A new presidential task force will focus on protecting Native American children in the Indian Health Service System.
President Donald Trump made the announcement Tuesday morning.
The Presidential Task Force on Protecting Native American Children in the Indian Health Service System (IHS) will investigate the institutional and systemic breakdown that failed to prevent a predatory pediatrician from sexually assaulting children while he was a doctor in the IHS.
The announcement follows the Frontline and Wall Street Journal investigation into Dr. Stanley Patrick Weber, a former pediatrician on the Blackfeet Reservation who sexually abused young boys. Weber was sentenced to more than 18 years in prison in January.
A press release states the Task Force’s focus is separate and distinguishable from other investigations into the IHS because the Task Force will not interfere with:
- the criminal investigation of one particular pediatrician
- a review underway at the Department of Health and Human Services (HHS), including a review by the Department’s Inspector General, which HHS Secretary Azar ordered earlier this year
- a review conducted by an outside, independent contractor retained by the Indian health system
The Task Force will examine any systemic problems that may have failed to prevent this doctor’s actions and led to any failures of the Indian Health Service to protect Native American children, according to the press release.
It will also develop recommended policies, protocols, and best practices to protect Native American children and prevent such abuse from happening again.
The Task Force will be comprised of subject-matter experts from several United States government agencies, and co-chaired by Joseph Grogan, Assistant to the President for Domestic Policy, and the Honorable Trent Shores, United States Attorney for the Northern District of Oklahoma and citizen of the Choctaw Nation.
It will also draw on the expertise of other federal employees and resources and seek perspective and input from tribal leaders and Native American voices, according to a press release.
(February 11, 2019) On Tuesday, the award-winning PBS program Frontline will air “Predator on the Reservation.” It’s a collaboration with the Wall Street Journal that outlines the crimes of Dr. Stanley Patrick Weber, a former pediatrician on the Blackfeet Reservation who was sentenced last month to more than 18 years in prison for sexually abusing young boys.
Wall Street Journal reporters Christopher Weaver and Dan Frosch began their investigation two years ago while reporting on misconduct of medical professionals in the Indian Health Services, or IHS.

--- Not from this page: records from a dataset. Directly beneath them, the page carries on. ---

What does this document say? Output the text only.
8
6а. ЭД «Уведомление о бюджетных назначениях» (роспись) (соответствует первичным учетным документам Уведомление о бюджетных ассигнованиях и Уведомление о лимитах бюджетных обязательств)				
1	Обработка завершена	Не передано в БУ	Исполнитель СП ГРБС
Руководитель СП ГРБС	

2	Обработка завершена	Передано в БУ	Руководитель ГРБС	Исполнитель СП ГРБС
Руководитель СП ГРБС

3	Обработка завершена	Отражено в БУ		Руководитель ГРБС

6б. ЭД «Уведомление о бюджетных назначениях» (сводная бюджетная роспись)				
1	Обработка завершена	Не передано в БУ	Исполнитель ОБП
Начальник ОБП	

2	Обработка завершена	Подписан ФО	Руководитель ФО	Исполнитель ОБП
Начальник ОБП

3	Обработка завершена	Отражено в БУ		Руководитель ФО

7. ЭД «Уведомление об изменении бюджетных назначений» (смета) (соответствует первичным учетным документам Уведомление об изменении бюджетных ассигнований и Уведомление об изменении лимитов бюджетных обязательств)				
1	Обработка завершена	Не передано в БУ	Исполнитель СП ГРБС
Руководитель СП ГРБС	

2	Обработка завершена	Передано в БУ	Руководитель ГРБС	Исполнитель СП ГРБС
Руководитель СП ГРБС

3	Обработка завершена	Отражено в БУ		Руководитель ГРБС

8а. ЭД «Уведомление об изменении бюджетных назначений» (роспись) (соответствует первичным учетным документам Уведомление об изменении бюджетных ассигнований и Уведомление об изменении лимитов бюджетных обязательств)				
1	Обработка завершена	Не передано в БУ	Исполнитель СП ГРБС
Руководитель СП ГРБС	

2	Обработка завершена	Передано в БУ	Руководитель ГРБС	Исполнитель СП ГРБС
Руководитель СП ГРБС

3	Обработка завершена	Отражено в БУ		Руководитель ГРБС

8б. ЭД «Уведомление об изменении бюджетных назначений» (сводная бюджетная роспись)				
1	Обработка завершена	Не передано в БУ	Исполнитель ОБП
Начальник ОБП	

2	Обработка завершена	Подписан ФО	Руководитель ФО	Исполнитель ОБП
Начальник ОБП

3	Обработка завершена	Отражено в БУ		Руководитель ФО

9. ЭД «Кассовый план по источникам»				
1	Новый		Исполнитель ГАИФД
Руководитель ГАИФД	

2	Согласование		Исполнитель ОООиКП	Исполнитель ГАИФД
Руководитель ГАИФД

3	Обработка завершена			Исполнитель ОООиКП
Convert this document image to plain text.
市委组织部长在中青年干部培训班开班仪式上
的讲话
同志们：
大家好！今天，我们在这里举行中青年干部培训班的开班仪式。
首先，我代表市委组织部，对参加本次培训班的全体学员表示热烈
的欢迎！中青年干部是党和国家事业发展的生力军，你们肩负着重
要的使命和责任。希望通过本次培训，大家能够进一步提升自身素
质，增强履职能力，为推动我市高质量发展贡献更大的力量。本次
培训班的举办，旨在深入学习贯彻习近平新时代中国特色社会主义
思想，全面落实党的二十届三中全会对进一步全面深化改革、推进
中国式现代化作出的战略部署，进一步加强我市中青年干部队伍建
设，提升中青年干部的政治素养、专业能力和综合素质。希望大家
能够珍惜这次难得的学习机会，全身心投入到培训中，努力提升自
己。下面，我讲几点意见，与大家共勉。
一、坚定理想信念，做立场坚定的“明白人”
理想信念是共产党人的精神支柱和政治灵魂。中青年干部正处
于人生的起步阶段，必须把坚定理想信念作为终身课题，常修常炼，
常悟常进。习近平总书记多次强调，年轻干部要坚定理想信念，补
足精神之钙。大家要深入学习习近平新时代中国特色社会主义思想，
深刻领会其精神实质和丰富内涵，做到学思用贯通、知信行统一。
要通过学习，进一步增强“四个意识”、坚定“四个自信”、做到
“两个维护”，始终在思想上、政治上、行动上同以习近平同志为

Dr. Stanley Patrick Weber arrived in Browning in 1992 to work at the town’s hospital run by Indian Health Services. He made a good first impression and helped expand the hospital’s youth outreach programs.
But not everyone was sold. Back then, Blackfeet Tribal Chairman Tim Davis was working in the hospital’s facilities department. His duties included inspecting government owned housing, including where Weber lived.
“The gentleman had a lot of food items, candy, pop, cookies and toys, games, video games that boys would play with,” said Davis.
Others at the hospital became suspicious as well. They were concerned about an after-hours clinic Weber started where he would see children without a parent or another adult present.
“This is grooming behavior,” said Becky Foster, a former IHS Mental Health Specialist. “So you take kids who are high risk, who are from difficult family circumstances and who are poor. And you offer them new clothes and you offer them food and you offer them a home where the lights are on all the time and a child will gravitate toward that.”
After his time in Browning, Weber was transferred to the Pine Ridge Reservation in South Dakota where another doctor became concerned about his behavior. When he shared those concerns with Becky Foster and her husband Mark, a former IHS psychologist, anger and frustration set in.
“It says to me as an Indian woman, as a mother, is that your kids don’t matter,” said Becky Foster.
As allegations mounted, Dr. Weber was suspended. One of the people who investigated Weber was one of his superiors, Ron Keats, who would leave the agency and later be convicted of possession of child pornography.
According to the former CEO of the Pine Ridge IHS hospital, Weber was later cleared of any misconduct and allowed to return to work.
Weber was ultimately charged with abusing four boys on the Pine Ridge Reservation and two on the Blackfeet Reservation. In September of 2018 he stood trial in Federal Court in Great Falls. The first witness was former Blackfeet patient, Joe Four Horns
“The prosecutor in her opening statement, she puts up a picture of Joe Four Horns when he was about 10 or 11 years old, right around the time he would have been abused by Dr. Weber. She wants the jury to remember this little boy,” Dan Frosch.